One of the major contributions of the book is to dispel the myth that missionaries played a role in fomenting separatism among the Nagas. According to the author, the simultaneous rise of Naga nationalism and increase in the number of conversions to Christianity led many “experts” to identify the missionaries as the cause of the growth of secessionist sentiments among the people of the Naga Hills. In fact, the author has shown that church leaders always took the side of the state and put moral pressure on the NNC to disarm and disband. He questions the peace efforts the churchmen initiated that culminated in the Shillong Accord and goes on to argue that the evangelists had created the ground for the penetration of the movement by Indian intelligence agencies.
Complicity of church leadersThe complicity of church leaders with the state is best exemplified by their silence in the matter of gross human rights violations by the security forces even when these involved religious institutions. There were numerous instances of the desecration of religious institutions. Churches were often used as detention camps and torture chambers. Pastors, deacons and church caretakers were regularly tortured. The book narrates the events following the Shillong Accord: the silence of the Naga leader Angami Zapu Phizo, the bewilderment of the cadre and the people, the internecine violence between pro-accord and anti-accord factions, and the creation of the National Socialist Council of Nagaland (NSCN) in 1980.
It deals with how the NSCN appropriated Christianity as part of its organisational ideology by way of establishing a separate ministry for religious affairs. It undertook itinerant preaching tours and other evangelisation programmes among the Naga groups inhabiting eastern Nagaland, the area where the NSCN established its first base. According to its estimate, the NSCN won around 40,000 converts to Christianity in the control area by 1985. The book is, however, more about Christianity than about the formation of a Naga political identity and mentions almost nothing about the construction of a distinct Naga identity around an exonym. It accepts Naga nationalism quite uncritically as it was given and does not discuss the internal dynamics of the hegemonic process of nation-making. The book is silent on how diverse groups with different languages came together to accept Naga identity and form a unified front. The author accepts the given classification of the Naga people as “a collective of 40 to 60 tribes living between the Brahmaputra river in South Asia and the Chindwin river in South East Asia”. Although the author is critical of the standardisation of cosmology, language and ways of life, he does not feel it necessary to question the project of standardisation of “Naga ways of life” to validate Naga nationalism.

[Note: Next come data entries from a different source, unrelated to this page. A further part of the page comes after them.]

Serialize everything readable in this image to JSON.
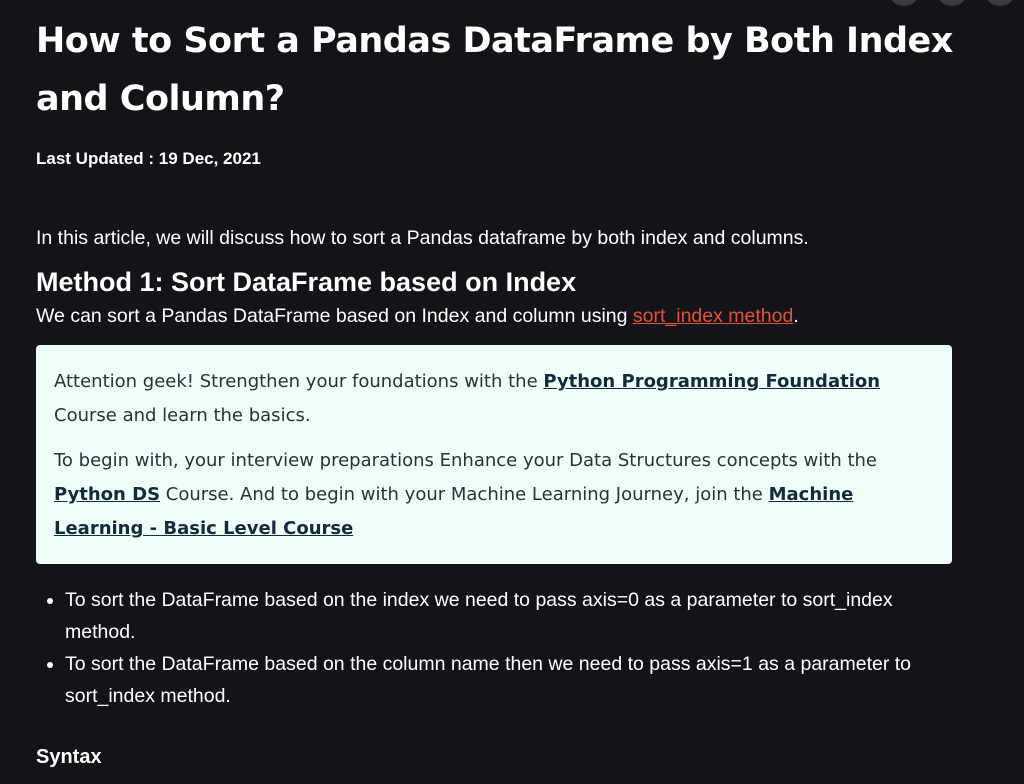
{
  "article": {
    "title": "How to Sort a Pandas DataFrame by Both Index and Column?",
    "last_updated": "Last Updated : 19 Dec, 2021",
    "intro": "In this article, we will discuss how to sort a Pandas dataframe by both index and columns.",
    "method1_heading": "Method 1: Sort DataFrame based on Index",
    "method1_text_before": "We can sort a Pandas DataFrame based on Index and column using ",
    "method1_link": "sort_index method",
    "method1_text_after": ".",
    "bullets": [
      "To sort the DataFrame based on the index we need to pass axis=0 as a parameter to sort_index method.",
      "To sort the DataFrame based on the column name then we need to pass axis=1 as a parameter to sort_index method."
    ],
    "syntax_heading": "Syntax"
  },
  "callout": {
    "p1_before": " Attention geek! Strengthen your foundations with the ",
    "p1_link": "Python Programming Foundation",
    "p1_after": " Course and learn the basics.",
    "p2_before": "To begin with, your interview preparations Enhance your Data Structures concepts with the ",
    "p2_link1": "Python DS",
    "p2_middle": " Course. And to begin with your Machine Learning Journey, join the ",
    "p2_link2": "Machine Learning - Basic Level Course"
  },
  "colors": {
    "background": "#131417",
    "text": "#ffffff",
    "link_accent": "#e2533d",
    "callout_background": "#effff7",
    "callout_text": "#273239"
  }
}
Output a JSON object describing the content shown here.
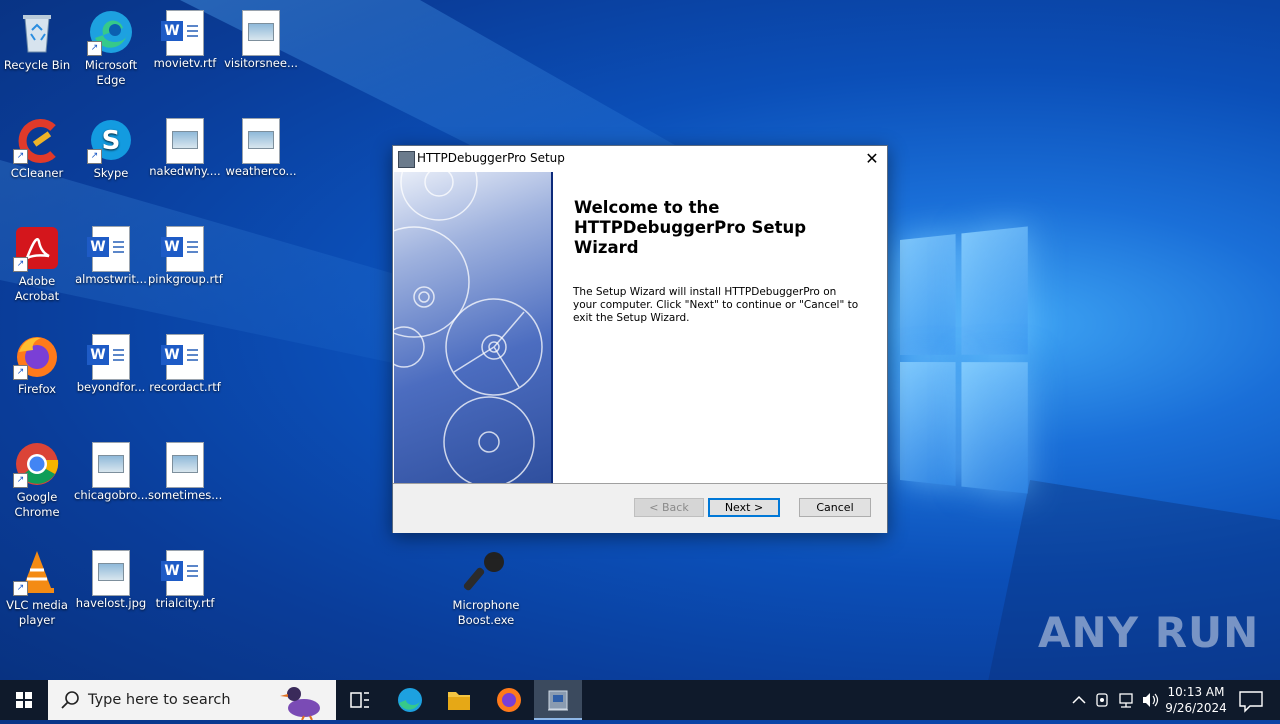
{
  "desktop": {
    "icons": [
      {
        "label": "Recycle Bin"
      },
      {
        "label": "Microsoft Edge"
      },
      {
        "label": "movietv.rtf"
      },
      {
        "label": "visitorsnee..."
      },
      {
        "label": "CCleaner"
      },
      {
        "label": "Skype"
      },
      {
        "label": "nakedwhy...."
      },
      {
        "label": "weatherco..."
      },
      {
        "label": "Adobe Acrobat"
      },
      {
        "label": "almostwrit..."
      },
      {
        "label": "pinkgroup.rtf"
      },
      {
        "label": "Firefox"
      },
      {
        "label": "beyondfor..."
      },
      {
        "label": "recordact.rtf"
      },
      {
        "label": "Google Chrome"
      },
      {
        "label": "chicagobro..."
      },
      {
        "label": "sometimes..."
      },
      {
        "label": "VLC media player"
      },
      {
        "label": "havelost.jpg"
      },
      {
        "label": "trialcity.rtf"
      },
      {
        "label": "Microphone Boost.exe"
      }
    ]
  },
  "dialog": {
    "title": "HTTPDebuggerPro Setup",
    "close_glyph": "✕",
    "heading": "Welcome to the HTTPDebuggerPro Setup Wizard",
    "body": "The Setup Wizard will install HTTPDebuggerPro on your computer.  Click \"Next\" to continue or \"Cancel\" to exit the Setup Wizard.",
    "back_label": "< Back",
    "next_label": "Next >",
    "cancel_label": "Cancel"
  },
  "taskbar": {
    "search_placeholder": "Type here to search",
    "time": "10:13 AM",
    "date": "9/26/2024"
  },
  "watermark": "ANY RUN"
}
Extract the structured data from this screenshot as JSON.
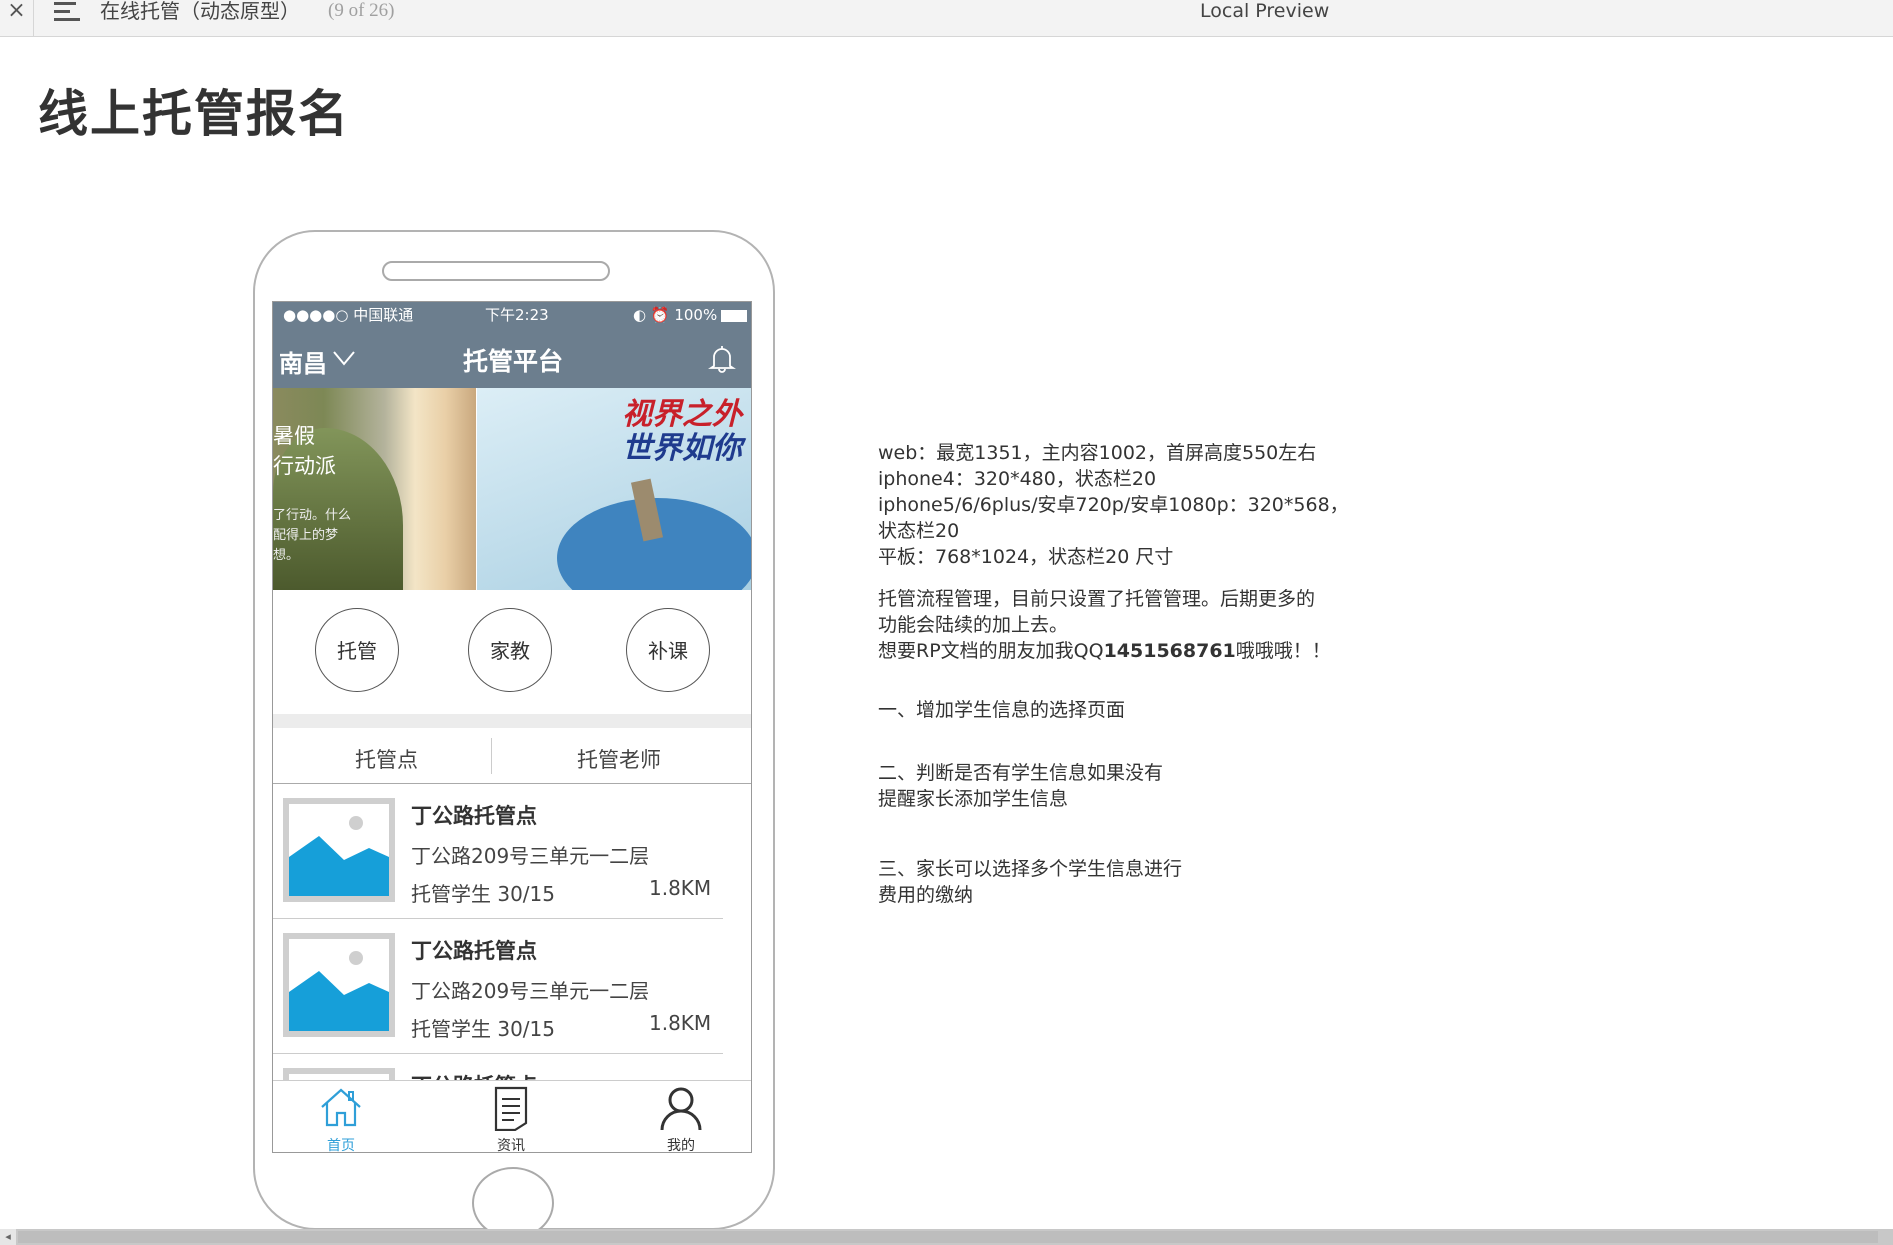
{
  "toolbar": {
    "close_glyph": "×",
    "doc_title": "在线托管（动态原型）",
    "page_indicator": "(9 of 26)",
    "preview_label": "Local Preview"
  },
  "heading": "线上托管报名",
  "phone": {
    "status": {
      "carrier": "●●●●○ 中国联通",
      "time": "下午2:23",
      "battery": "100%"
    },
    "nav": {
      "city": "南昌",
      "title": "托管平台"
    },
    "banner": {
      "left_line1": "暑假",
      "left_line2": "行动派",
      "left_small": "了行动。什么配得上的梦想。",
      "right_text_a": "视界之外",
      "right_text_b": "世界如你"
    },
    "circles": [
      "托管",
      "家教",
      "补课"
    ],
    "tabs": [
      "托管点",
      "托管老师"
    ],
    "items": [
      {
        "name": "丁公路托管点",
        "address": "丁公路209号三单元一二层",
        "students": "托管学生  30/15",
        "distance": "1.8KM"
      },
      {
        "name": "丁公路托管点",
        "address": "丁公路209号三单元一二层",
        "students": "托管学生  30/15",
        "distance": "1.8KM"
      },
      {
        "name": "丁公路托管点",
        "address": "",
        "students": "",
        "distance": ""
      }
    ],
    "tabbar": [
      {
        "label": "首页",
        "icon": "home-icon",
        "active": true
      },
      {
        "label": "资讯",
        "icon": "document-icon",
        "active": false
      },
      {
        "label": "我的",
        "icon": "user-icon",
        "active": false
      }
    ]
  },
  "notes": {
    "line1": "web：最宽1351，主内容1002，首屏高度550左右",
    "line2": "iphone4：320*480，状态栏20",
    "line3": "iphone5/6/6plus/安卓720p/安卓1080p：320*568，",
    "line4": "状态栏20",
    "line5": "平板：768*1024，状态栏20  尺寸",
    "para2_line1": "托管流程管理，目前只设置了托管管理。后期更多的",
    "para2_line2": "功能会陆续的加上去。",
    "para2_line3_pre": "想要RP文档的朋友加我QQ",
    "para2_line3_qq": "1451568761",
    "para2_line3_post": "哦哦哦！！",
    "step1": "一、增加学生信息的选择页面",
    "step2_line1": "二、判断是否有学生信息如果没有",
    "step2_line2": "提醒家长添加学生信息",
    "step3_line1": "三、家长可以选择多个学生信息进行",
    "step3_line2": "费用的缴纳"
  },
  "colors": {
    "nav_bg": "#6c7e8e",
    "accent": "#2f9fd8",
    "placeholder_blue": "#169fd9"
  }
}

However, towards the end, the narrative gets marred by the ideological hue that he imports from one strand of ideology of one faction of the NSCN. He calls the coup of one group as being the result of machinations of the Indian intelligence agency. In a highly militarised zone such as north-eastern India, it is hardly possible to comment on which rebel group has what kind of relationship with state intelligence agencies. The situation is rather complex and requires a nuanced understanding rather than accepting the black-and-white narrative given by one faction of a rebel group.
Uddipan Dutta is a researcher based in Guwahati. He is at present associated with the Omeo Kumar Das Institute of Social Change and Development.